LONDON — The 68th Cannes Film Festival will feature a lesbian love story starring Cate Blanchett, a Shakespearean tragedy with Michael Fassbender and films from cinema heavyweights including China's Jia Zhangke, Italy's Paolo Sorrentino and the United States' Gus Van Sant.
It won't feature a lot of selfies, if organizers have their way.
While stars including Charlize Theron, Natalie Portman, Rachel Weisz and Benicio del Toro will be welcomed on the red carpet at the French Riviera extravaganza, selfies and selfie sticks most definitely won't.
Announcing the festival lineup Thursday, Cannes director Thierry Fremaux called selfies "ridiculous and grotesque."
"We're not going to ban selfies. We don't have police powers," Fremaux said. But he strongly urged festivalgoers to keep the red carpet a selfie-free zone.
Fremaux announced 17 films that will be competing for prizes at the May 13-24 festival, chosen from more than 1,800 submissions.

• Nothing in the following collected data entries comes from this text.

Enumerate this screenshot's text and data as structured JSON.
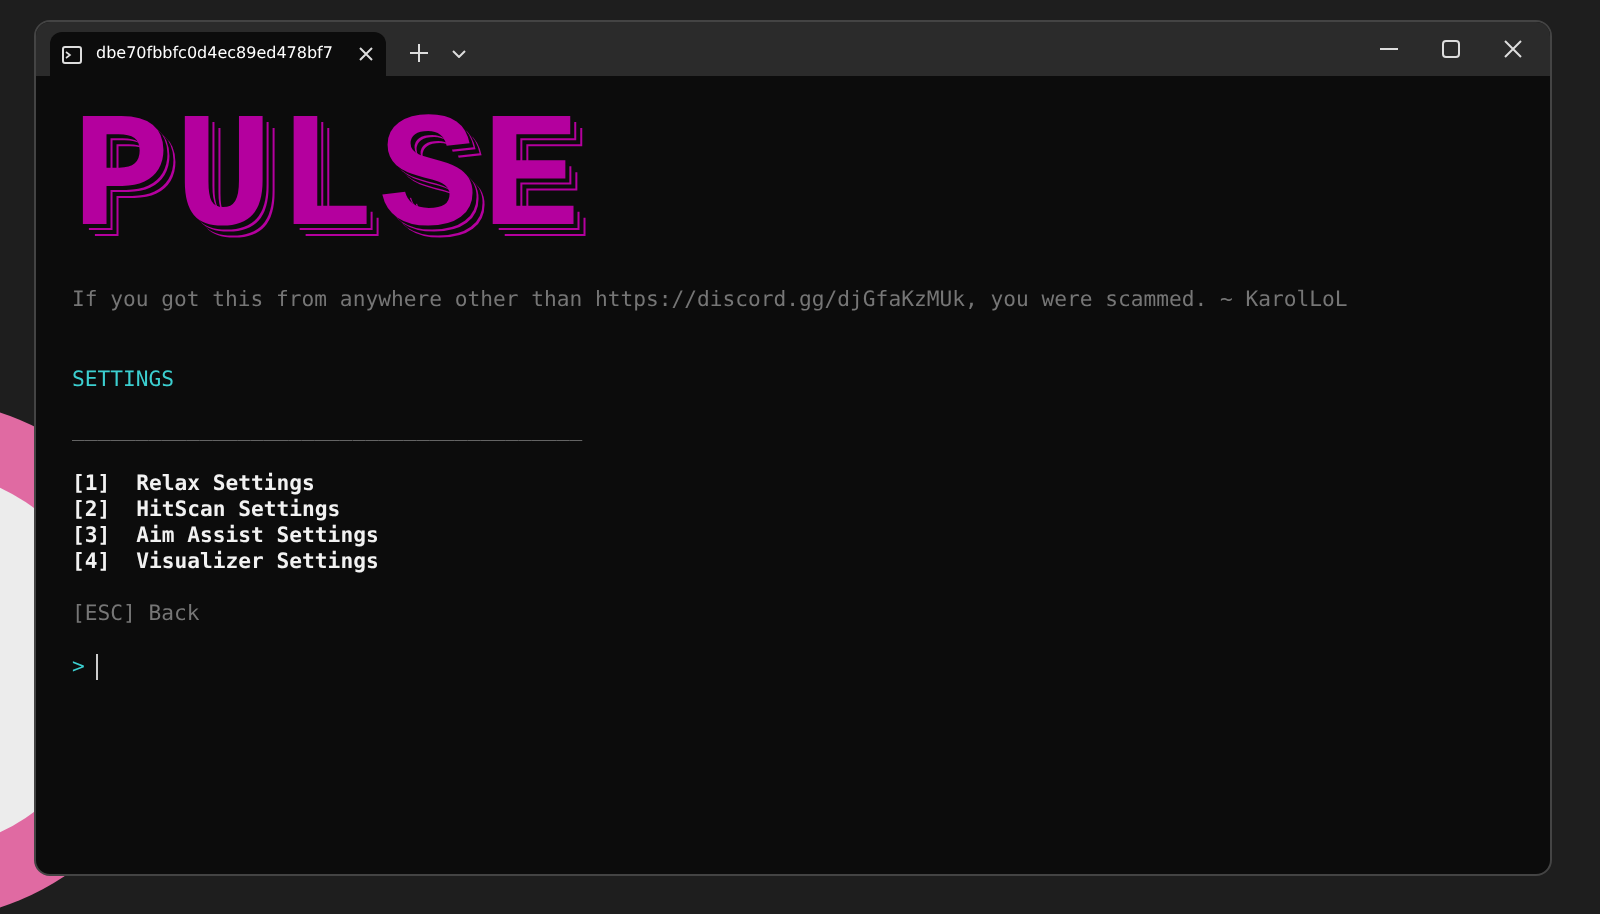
{
  "window": {
    "tab_title": "dbe70fbbfc0d4ec89ed478bf7"
  },
  "terminal": {
    "logo": "PULSE",
    "notice": "If you got this from anywhere other than https://discord.gg/djGfaKzMUk, you were scammed. ~ KarolLoL",
    "heading": "SETTINGS",
    "rule": "________________________________________",
    "menu": [
      {
        "key": "[1]",
        "label": "Relax Settings"
      },
      {
        "key": "[2]",
        "label": "HitScan Settings"
      },
      {
        "key": "[3]",
        "label": "Aim Assist Settings"
      },
      {
        "key": "[4]",
        "label": "Visualizer Settings"
      }
    ],
    "back": "[ESC] Back",
    "prompt": ">"
  }
}
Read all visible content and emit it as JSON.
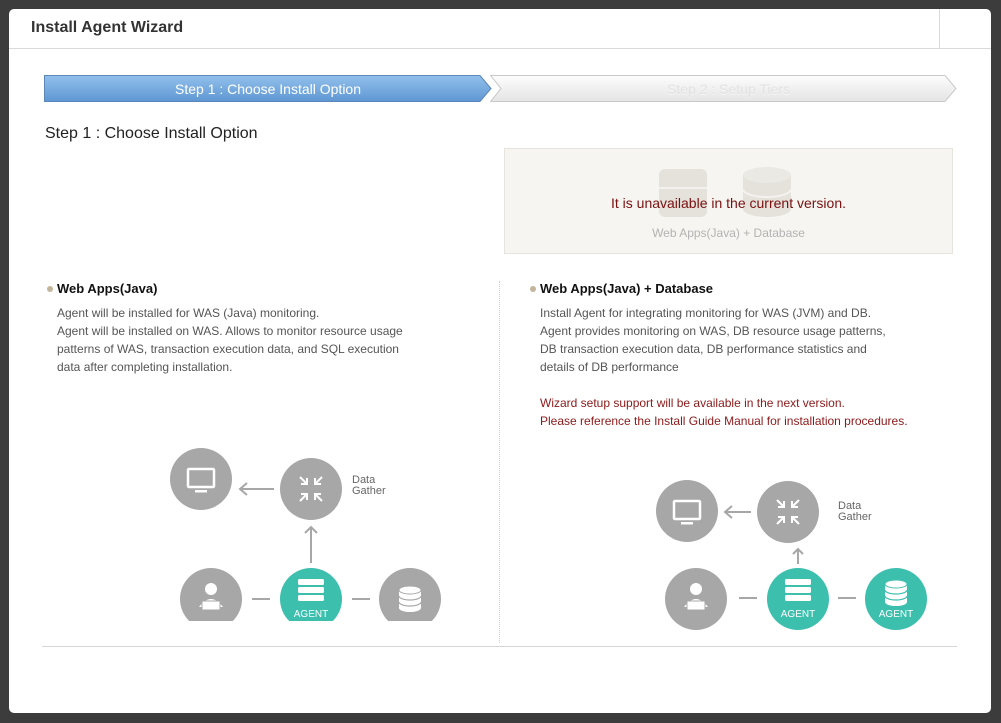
{
  "window": {
    "title": "Install Agent Wizard"
  },
  "steps": [
    {
      "label": "Step 1 : Choose Install Option",
      "active": true
    },
    {
      "label": "Step 2 : Setup Tiers",
      "active": false
    }
  ],
  "heading": "Step 1 : Choose Install Option",
  "unavailable": {
    "message": "It is unavailable in the current version.",
    "sub_label": "Web Apps(Java)  + Database"
  },
  "left": {
    "title": "Web Apps(Java)",
    "lines": [
      "Agent will be installed for WAS (Java) monitoring.",
      "Agent will be installed on WAS. Allows to monitor resource usage",
      "patterns of WAS, transaction execution data, and SQL execution",
      "data after completing installation."
    ],
    "diagram": {
      "gather_line1": "Data",
      "gather_line2": "Gather",
      "agent_label": "AGENT"
    }
  },
  "right": {
    "title": "Web Apps(Java) + Database",
    "lines": [
      "Install Agent for integrating monitoring for WAS (JVM) and DB.",
      "Agent provides monitoring on WAS, DB resource usage patterns,",
      "DB transaction execution data, DB performance statistics and",
      "details of DB performance"
    ],
    "notes": [
      "Wizard setup support will be available in the next version.",
      "Please reference the Install Guide Manual for installation procedures."
    ],
    "diagram": {
      "gather_line1": "Data",
      "gather_line2": "Gather",
      "agent_label": "AGENT",
      "db_agent_label": "AGENT"
    }
  },
  "colors": {
    "teal": "#3dbfae",
    "gray_circle": "#a7a7a7",
    "step_active": "#6ea6dc",
    "error_text": "#7a1010"
  }
}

They include Jia's "Mountains May Depart," Sorrentino's "Youth" — a film about age starring Michael Caine — and Van Sant's forest feature "The Sea of Trees," starring Matthew McConaughey.
Returning Cannes veterans include "Gomorrah" director Matteo Garrone, with "The Tale of Tales," starring John C. Reilly and Salma Hayek; South Korea's Kore-eda Hirokazu with sibling saga "Our Little Sister"; and France's Audiard with "Dheepan," the story of a Tamil refugee in France.
Fassbender and Marion Cotillard star in a film version of Shakespeare's "Macbeth" by Australian director Justin Kurzel.
Also in the lineup are films by Italy's Nanni Moretti, Taiwanese director Hou Hsiao-Hsien and American Todd Haynes, whose entry "Carol" is a 1950s-set love story between two women starring Blanchett and Rooney Mara.
Cannes organizers have faced criticism for not selecting more films by female directors. For the first time in more than 25 years, this year's festival will be opened by a film by a woman, French director Emmanuelle Bercot's drama "La Tete Haute."
Two more female filmmakers are in competition: Valerie Donzelli with "Marguerite and Julien" and Maiwenn with "Mon Roi" ("My King"). Both directors are French.
Geographically, the entries range from Europe to China, South Korea, the U.S. and Mexico, setting of Denis Villeneuve's narco-crime drama "Sicario."
Genres range from drama to martial-arts thriller to science fiction rom-com — in the form of "The Lobster," a film by Greek director Yorgos Lanthimos starring Weisz and Colin Farrell that Fremaux called incomprehensible, in a good way.
Fremaux said several more films will be added to the competition before the festival opens.
Films in the lineup but not competing for prizes include Allen's campus comedy "Irrational Man," starring Emma Stone and Joaquin Phoenix, George Miller's dystopian thriller "Mad Max: Fury Road" and Asif Kapadia's documentary about the late singer Amy Winehouse, "Amy."
Pixar, whose buoyant "Up" opened the festival in 2009, returns with "Inside Out," in which an adolescent girl's thoughts and emotions become animated characters.
Actress Portman makes her feature-film directorial debut with "A Tale of Love and Darkness," based on a memoir by Israeli writer Amos Oz.
Winners of the Palme d'Or and other prizes will be chosen by a jury led by directors Joel and Ethan Coen.